Implementation: A graph encodes relationships (e.g., WHO tumor grades, diabetic retinopathy stages). The algorithm iteratively selects the next label that maximizes utility relative to already selected labels, ensuring the resulting differential diagnosis is clinically actionable (e.g., suggesting similar follow-up tests).

3. Key Contributions

Stratified Decision Policy: The first framework to explicitly separate "act" and "defer" decisions for Medical FMs, providing distinct statistical guarantees for each group (FDR control for action, conditional coverage for deferral).
Model Agnosticism: Works as a post-hoc layer on any pre-trained or fine-tuned FM (e.g., RETFound for retinal imaging, UNI for pathology) without architectural changes.
Clinical Coherence: Introduces a utility-based module that reshapes prediction sets to respect clinical adjacency (e.g., tumor grades), making deferred differentials more useful for clinicians.
Handling Censoring: Extends the framework to time-to-event (survival) tasks, handling right-censoring via Inverse Probability of Censoring Weighting (IPCW) to provide lower survival bounds.

4. Results

The authors evaluated StratCP across ophthalmology (retinal imaging) and neuro-oncology (H&E whole-slide images) tasks.

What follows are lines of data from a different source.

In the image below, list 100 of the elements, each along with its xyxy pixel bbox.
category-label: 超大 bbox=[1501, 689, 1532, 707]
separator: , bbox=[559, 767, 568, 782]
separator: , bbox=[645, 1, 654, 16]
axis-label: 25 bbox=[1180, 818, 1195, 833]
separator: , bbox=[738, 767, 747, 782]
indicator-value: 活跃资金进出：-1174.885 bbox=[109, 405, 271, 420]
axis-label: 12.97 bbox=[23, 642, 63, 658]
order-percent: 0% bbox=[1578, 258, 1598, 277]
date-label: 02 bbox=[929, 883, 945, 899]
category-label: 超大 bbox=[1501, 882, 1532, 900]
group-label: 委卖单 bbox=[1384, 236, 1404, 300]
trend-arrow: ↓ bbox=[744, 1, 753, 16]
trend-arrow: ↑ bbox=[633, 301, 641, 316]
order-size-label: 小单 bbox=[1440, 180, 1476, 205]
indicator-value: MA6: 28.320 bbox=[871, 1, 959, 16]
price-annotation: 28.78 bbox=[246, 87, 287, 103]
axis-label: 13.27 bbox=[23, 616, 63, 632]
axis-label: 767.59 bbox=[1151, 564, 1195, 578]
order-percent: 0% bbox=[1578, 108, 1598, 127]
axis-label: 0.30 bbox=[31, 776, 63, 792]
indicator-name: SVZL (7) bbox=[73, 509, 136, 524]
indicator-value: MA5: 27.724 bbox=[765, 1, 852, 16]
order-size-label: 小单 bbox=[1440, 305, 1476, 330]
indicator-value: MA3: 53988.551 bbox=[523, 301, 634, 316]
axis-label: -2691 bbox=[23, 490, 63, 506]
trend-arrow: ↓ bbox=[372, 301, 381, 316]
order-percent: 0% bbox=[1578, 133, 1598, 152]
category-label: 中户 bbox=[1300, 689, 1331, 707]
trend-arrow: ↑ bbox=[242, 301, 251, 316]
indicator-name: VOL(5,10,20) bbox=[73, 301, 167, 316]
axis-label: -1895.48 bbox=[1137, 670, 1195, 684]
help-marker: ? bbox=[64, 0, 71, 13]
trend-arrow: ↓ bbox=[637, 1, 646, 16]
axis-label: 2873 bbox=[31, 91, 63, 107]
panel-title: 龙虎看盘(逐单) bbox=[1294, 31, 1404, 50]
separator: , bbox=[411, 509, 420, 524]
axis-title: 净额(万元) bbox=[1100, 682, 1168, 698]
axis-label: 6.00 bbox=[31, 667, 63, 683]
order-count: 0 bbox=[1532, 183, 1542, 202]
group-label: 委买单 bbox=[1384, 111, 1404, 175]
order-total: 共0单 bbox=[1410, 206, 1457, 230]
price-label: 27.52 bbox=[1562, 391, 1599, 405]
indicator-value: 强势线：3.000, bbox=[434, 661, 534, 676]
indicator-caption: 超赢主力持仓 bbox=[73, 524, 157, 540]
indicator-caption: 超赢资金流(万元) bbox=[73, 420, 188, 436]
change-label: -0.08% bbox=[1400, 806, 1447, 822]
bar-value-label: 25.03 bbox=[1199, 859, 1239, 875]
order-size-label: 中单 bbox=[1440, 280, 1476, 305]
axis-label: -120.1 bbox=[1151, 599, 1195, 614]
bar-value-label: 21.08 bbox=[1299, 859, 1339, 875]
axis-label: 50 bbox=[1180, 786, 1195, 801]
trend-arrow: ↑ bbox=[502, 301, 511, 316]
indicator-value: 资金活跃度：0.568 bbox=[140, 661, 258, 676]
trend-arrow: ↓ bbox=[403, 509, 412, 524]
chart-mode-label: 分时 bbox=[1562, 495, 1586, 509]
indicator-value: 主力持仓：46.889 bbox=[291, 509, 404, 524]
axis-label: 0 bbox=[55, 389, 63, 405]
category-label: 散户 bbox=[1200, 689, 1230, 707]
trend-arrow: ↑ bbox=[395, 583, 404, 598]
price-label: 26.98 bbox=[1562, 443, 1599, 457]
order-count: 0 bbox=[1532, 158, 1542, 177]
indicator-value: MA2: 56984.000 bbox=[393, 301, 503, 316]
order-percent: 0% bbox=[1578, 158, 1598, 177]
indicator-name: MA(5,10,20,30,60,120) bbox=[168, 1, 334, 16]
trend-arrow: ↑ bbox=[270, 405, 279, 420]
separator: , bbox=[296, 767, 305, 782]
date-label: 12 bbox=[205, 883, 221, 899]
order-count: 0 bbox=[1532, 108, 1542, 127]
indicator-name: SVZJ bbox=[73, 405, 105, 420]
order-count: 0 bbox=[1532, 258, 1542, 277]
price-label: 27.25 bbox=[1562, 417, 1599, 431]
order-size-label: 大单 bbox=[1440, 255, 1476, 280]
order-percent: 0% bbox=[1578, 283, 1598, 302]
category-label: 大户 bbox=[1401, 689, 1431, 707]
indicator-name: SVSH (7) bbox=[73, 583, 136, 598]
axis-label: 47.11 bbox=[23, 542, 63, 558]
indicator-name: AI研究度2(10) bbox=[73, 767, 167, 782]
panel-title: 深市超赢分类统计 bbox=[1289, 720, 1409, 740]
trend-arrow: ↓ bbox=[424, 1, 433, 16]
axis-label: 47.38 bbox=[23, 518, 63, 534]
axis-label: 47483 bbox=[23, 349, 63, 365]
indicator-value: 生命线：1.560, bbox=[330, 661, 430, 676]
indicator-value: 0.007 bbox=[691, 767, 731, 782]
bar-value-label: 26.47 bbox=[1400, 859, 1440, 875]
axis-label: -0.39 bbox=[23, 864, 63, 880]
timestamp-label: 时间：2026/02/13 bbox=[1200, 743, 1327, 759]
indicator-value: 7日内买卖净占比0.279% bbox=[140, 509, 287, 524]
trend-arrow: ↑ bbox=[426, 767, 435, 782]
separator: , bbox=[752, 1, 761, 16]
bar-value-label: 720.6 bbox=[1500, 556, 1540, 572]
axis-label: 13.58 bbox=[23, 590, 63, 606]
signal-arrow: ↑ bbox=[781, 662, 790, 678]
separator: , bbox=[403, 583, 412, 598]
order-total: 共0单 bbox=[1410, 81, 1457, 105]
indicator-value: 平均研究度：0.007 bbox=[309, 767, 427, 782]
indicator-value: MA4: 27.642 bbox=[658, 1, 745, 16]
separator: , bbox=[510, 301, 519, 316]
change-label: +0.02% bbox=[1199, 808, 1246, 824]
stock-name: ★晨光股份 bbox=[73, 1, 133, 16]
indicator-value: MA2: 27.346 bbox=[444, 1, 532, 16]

Ophthalmology (Retinal Imaging):
- Diabetic Retinopathy & Glaucoma: StratCP controlled FDR at 5% for selected patients, whereas standard Top-1 predictions had FDRs up to 55% for severe stages. StratCP selected significantly more patients for action (e.g., 119 vs. 97 in eye condition diagnosis) compared to standard CP while maintaining the error budget.
- Efficiency: StratCP achieved valid coverage with higher efficiency (more actionable patients) than conservative baselines like Thresh or standard CP.
Neuro-Oncology (Pathology):
- IDH Mutation Status: StratCP kept the FDR for IDH-mutant predictions at 0.046 (within the 5% budget), while standard CP exceeded the budget (FDR 0.096).
- CNS Tumor Subtyping: StratCP selected 143 slides with FDR 0.047, whereas CP selected 175 slides but with an uncontrolled FDR of 0.090.
- H&E-Only Diagnosis: In diffuse glioma, StratCP enabled H&E-only sign-outs for ~152 slides (GBM, IDH-wildtype) with FDR $\approx$ 0.052. This could reduce the need for reflex molecular testing, saving an estimated $12.5 million annually and 66,000 laboratory days in the US.
Survival Prediction:
- StratCP identified patients with favorable early survival (≥18 months) with controlled FDR, while providing calibrated lower survival bounds for deferred patients. It outperformed parametric baselines (LNQ) and standard CP in both coverage and efficiency.
Utility Enhancement:
- In CNS tumor subtyping, utility-enhanced StratCP increased the fraction of prediction sets containing subtypes within the same or adjacent WHO grades from 0.70 to 0.90, significantly improving clinical relevance without sacrificing coverage.

5. Significance

Safe Deployment: StratCP bridges the gap between high-accuracy AI models and safe clinical deployment by ensuring that "acting" on a model's output is statistically safe under a defined error budget.
Resource Optimization: By confidently identifying cases that do not require expensive confirmatory testing (e.g., molecular assays), StratCP can significantly reduce healthcare costs and turnaround times.
Principled Deferral: It provides a rigorous mechanism for "knowing when not to know," routing uncertain cases to expert review or further testing with guaranteed coverage, preventing harmful over-treatment.
Generalizability: The framework is applicable across diverse modalities (imaging, EHR) and tasks (diagnosis, prognosis, biomarker prediction), offering a standardized approach for integrating FMs into clinical workflows.

In summary, StratCP transforms medical foundation models from "black box" predictors into decision-ready systems that explicitly manage risk, optimize resource allocation, and provide clinically coherent guidance for both immediate action and further investigation.